Tras el confuso incidente, en el que la Cancillería de Panamá afirmó que el empresario Mayer Mizrachi se fugó de la cárcel La Picota, en Bogotá, varios sectores solicitan una explicación y hasta su renuncia.
Para el dirigente político de Cambio Democrático, Luis Eduardo Camacho, Isabel Saint Malo de Alvarado es una de los pocos funcionarios del gobierno de Varela que ha procurado proyectar imagen de seriedad en el ejercicio del cargo.
Sin embargo, asegura el también vocero del expresidente Ricardo Martinelli, ese pedestal está hoy en duda, a raíz del caso Mayer Mizrachi.
“Confirmado, que Mayer Mizrachi, ni se fugó, ni cometió delito alguno para ser liberado en Colombia; quedan a la Canciller solo dos caminos: renunciar o denunciar”, planteó Camacho.
La fuente añadió que se trata de un "garrafal error al difundir supuesta información falsa, generada por la cancillería panameña".
En tanto que Silvio Guerra, apoderado legal de Mizrachi, expresó que Panamá está “en pañales” a la hora de defender a sus nacionales.
“Tóquele usted un ciudadano a Estados Unidos y se activa toda la autoridad para protegerlo, independiente de lo que se diga sobre él”, aseveró.

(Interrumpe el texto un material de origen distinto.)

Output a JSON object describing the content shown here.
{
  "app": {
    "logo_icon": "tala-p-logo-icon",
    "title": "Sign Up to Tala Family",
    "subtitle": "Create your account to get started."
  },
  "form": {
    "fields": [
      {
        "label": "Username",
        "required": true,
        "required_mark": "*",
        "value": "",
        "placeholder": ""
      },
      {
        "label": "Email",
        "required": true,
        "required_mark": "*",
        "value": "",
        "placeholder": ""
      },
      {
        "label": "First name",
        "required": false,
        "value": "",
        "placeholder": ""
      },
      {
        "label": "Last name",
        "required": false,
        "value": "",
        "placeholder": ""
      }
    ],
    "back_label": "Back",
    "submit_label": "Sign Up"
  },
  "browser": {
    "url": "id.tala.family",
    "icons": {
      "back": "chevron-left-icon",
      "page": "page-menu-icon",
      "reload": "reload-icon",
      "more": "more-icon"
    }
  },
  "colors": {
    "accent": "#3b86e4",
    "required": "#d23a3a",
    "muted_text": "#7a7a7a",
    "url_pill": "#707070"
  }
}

Ayer, el Instituto Nacional, Penitenciario y Carcelario de Colombia emitió un comunicado en el que aseguraba que el Fiscal General de la Nación de ese país, cancelaba la orden de captura y extradición que pesaba contra Mizrachi.

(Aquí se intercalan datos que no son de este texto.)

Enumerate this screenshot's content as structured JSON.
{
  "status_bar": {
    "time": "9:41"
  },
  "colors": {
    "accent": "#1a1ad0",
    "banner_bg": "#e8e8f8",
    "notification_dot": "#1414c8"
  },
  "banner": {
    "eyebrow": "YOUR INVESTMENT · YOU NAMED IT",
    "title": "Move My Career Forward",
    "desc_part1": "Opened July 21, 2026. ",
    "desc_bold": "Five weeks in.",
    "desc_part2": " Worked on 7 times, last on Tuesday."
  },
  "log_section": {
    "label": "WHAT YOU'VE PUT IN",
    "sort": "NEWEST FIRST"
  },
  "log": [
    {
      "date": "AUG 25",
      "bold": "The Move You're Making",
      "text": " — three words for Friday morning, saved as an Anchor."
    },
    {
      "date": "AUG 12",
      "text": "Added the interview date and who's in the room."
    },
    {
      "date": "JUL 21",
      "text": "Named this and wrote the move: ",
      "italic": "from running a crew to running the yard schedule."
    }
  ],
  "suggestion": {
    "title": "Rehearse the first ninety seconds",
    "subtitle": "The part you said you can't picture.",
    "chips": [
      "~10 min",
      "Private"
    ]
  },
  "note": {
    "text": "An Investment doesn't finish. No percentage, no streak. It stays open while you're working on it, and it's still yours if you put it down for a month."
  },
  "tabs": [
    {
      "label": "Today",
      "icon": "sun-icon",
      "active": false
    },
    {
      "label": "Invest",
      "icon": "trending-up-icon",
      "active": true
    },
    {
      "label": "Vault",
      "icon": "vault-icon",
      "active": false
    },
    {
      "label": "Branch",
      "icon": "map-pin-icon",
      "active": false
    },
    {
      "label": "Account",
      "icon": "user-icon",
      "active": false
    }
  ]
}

Por ende, señala el comunicado, se hizo la liberación inmediata. Mientras que en horas de la tarde de este jueves, los medios colombianos hablaban de una confusión entre funcionarios de migración y del sistema penitenciario colombiano.
Según los reportes, la legislación colombiana indica, que cuando un extranjero sale de una prisión en el país, debe ser entregado a Migración Colombia, pero eso no ocurrió. Por ello, Mizrachi salió por cuenta propia.
Pero al parecer, ni los funcionarios de migración ni los de penitenciaría, se pusieron de acuerdo al momento de cumplir con el protocolo correspondiente en estos casos.